2007-10-29 12:06:19

In missione per l'Associazione Apurimac per sostenere l'opera degli agostiniani tra i poveri del Perù: la testimonianza di un chirurgo romano partito volontario sulle Ande


Collabora con l’Associazione Apurìmac che sostiene le missioni agostiniane in Perù e in Africa e ha portato avanti progetti sanitari sulle cime delle Ande. Il dott. Roberto Leonori, chirurgo plastico, oggi è direttore generale del poliambulatorio Lucia Vannucci Maiani di Cuzco e per dedicarsi alla gente della regione dell’Apurìmac, in Perù, ha deciso di lasciare la sua città, Roma, e di chiudere il suo studio privato. Al microfono di Tiziana Campisi racconta la sua esperienza fra le missioni agostiniane:RealAudioMP3


R. – L’avventura in Perù è cominciata nel 2004, quando sono venuto a conoscenza dell’Associazione Apurimac e del lavoro che stanno facendo i padri agostiniani in Perù. Dopo un primo viaggio conoscitivo ho iniziato una collaborazione nei miei momenti liberi e quindi nel periodo estivo e poi nel periodo natalizio: questo è successo nel 2005 e nel 2006. Ma poi ho fatto questa scelta di dedicarmi al poliambulatorio che si trova a Cuzco.

 
D. – Umanamente e professionalmente che cosa le ha dato l’esperienza in Perù?

 
R. – Umanamente mi ha dato tanto, perché al di là di quello che si riesce a fare – perché anzitutto noi andiamo lì per dare e per fare – la cosa più importante è invece che noi riceviamo. E questo perché chiaramente, per quanto si possa agire quello che noi facciamo è sempre una goccia in un mare di situazioni cristallizzate da anni e per cui purtroppo noi riusciamo a fare in realtà veramente poco. Ma riceviamo tanto, perché queste rappresentano esperienze umane indimenticabili perché c’è anche una sorta di appagamento personale nel fare qualcosa di utile, soprattutto c’è un confronto culturale che è molto importante. E’ infatti fondamentale andare in punta di piedi, perché noi andiamo per esportare un qualcosa che è la nostra cultura, ma dobbiamo fare attenzione perché lì esiste già una cultura che ha i suoi valori importantissimi e dalla quale si può ricevere tanto.
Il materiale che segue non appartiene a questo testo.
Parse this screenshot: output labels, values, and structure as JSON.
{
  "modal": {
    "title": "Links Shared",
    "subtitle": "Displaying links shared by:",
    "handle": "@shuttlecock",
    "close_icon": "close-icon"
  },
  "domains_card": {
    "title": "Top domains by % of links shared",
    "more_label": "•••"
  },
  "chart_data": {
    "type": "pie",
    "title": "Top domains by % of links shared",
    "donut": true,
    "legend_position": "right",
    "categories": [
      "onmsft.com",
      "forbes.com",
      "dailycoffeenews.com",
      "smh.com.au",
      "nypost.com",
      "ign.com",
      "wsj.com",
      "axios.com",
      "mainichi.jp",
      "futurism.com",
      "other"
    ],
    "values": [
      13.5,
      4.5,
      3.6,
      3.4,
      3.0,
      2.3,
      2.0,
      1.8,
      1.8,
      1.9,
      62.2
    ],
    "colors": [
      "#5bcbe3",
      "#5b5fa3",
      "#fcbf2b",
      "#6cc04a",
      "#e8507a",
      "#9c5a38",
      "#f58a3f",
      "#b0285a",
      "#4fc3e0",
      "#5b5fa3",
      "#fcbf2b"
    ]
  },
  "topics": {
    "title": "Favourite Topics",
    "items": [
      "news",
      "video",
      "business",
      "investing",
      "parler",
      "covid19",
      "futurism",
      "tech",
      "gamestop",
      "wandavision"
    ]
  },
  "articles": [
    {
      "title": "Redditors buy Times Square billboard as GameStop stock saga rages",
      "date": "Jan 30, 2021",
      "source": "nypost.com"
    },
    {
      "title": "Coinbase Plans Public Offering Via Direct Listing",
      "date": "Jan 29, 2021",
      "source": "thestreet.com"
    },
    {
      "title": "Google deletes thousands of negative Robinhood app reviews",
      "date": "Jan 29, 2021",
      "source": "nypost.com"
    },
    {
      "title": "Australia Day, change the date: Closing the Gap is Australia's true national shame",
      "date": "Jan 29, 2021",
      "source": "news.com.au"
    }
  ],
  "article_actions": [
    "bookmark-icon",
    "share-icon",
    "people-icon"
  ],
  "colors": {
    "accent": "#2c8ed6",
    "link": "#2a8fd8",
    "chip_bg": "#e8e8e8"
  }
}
Quando rientro in Italia, trovo una certa difficoltà nel reinserimento, perché qui c’è una vita frenetica, le persone quasi non si conoscono pur vivendo nello stesso edificio: tutto questo non succede in Perù, dove c’è un forte calore umano, una sorta di solidarietà e di semplicità nei rapporti interpersonali. Tutto questo è stata per me una grandissima conquista da un punto di vista umano. Dal punto di vista professionale è ovviamente diverso, perché lì subentra il fattore tecnico, il medico che fa il suo lavoro, ma in una situazione di necessità, di emergenza, di aiuto al prossimo.

 
D. – Come la vedono i peruviani?

 
R. – Ci sono due aspetti: spesso in questi Paesi in cui c’è la povertà, ci vedono come fossimo il personaggio ricco dal quale possono ottenere qualcosa; ma c’è poi l’aspetto di solidarietà umana, di affetto e di accoglienza che io ho trovato un po’ dappertutto e specialmente nei posti più sperduti. Questo è certamente molto gratificante. Mi ricordo di un paesino che si trova a 5.200 metri, dove siamo andati a fare una campagna sanitaria e dove probabilmente non erano mai arrivati medici a curare le persone. Dopo alcuni giorni che eravamo lì, gli abitanti tutti i giorni ci volevano offrire il pranzo e le loro cose: sono stati momenti molto commoventi nel vedere questa forte gratitudine e solidarietà da parte delle persone.

 
D. – Se lei dovesse invitare qualcuno alla missione, cosa direbbe?

 
R. – Bisogna trovare delle motivazioni dentro di noi stessi, perché queste esperienze si decide di farle non per avere un successo personale, ma semplicemente perché si sente l’esigenza di una solidarietà umana che a volte manca. Nel mio caso è forte anche la motivazione spirituale e religiosa, perché altrimenti non lo avrei mai fatto perché i disagi sono veramente tanti. Al di là di tutto questo, è certamente una esperienza che arricchisce moltissimo: andare in una missione e vedere come lavorano ed operano questi padri, che da 40 hanno deciso di lasciare tutto per stare in luoghi dove in realtà manca veramente tutto. Sono esperienze toccanti e veramente molto forti.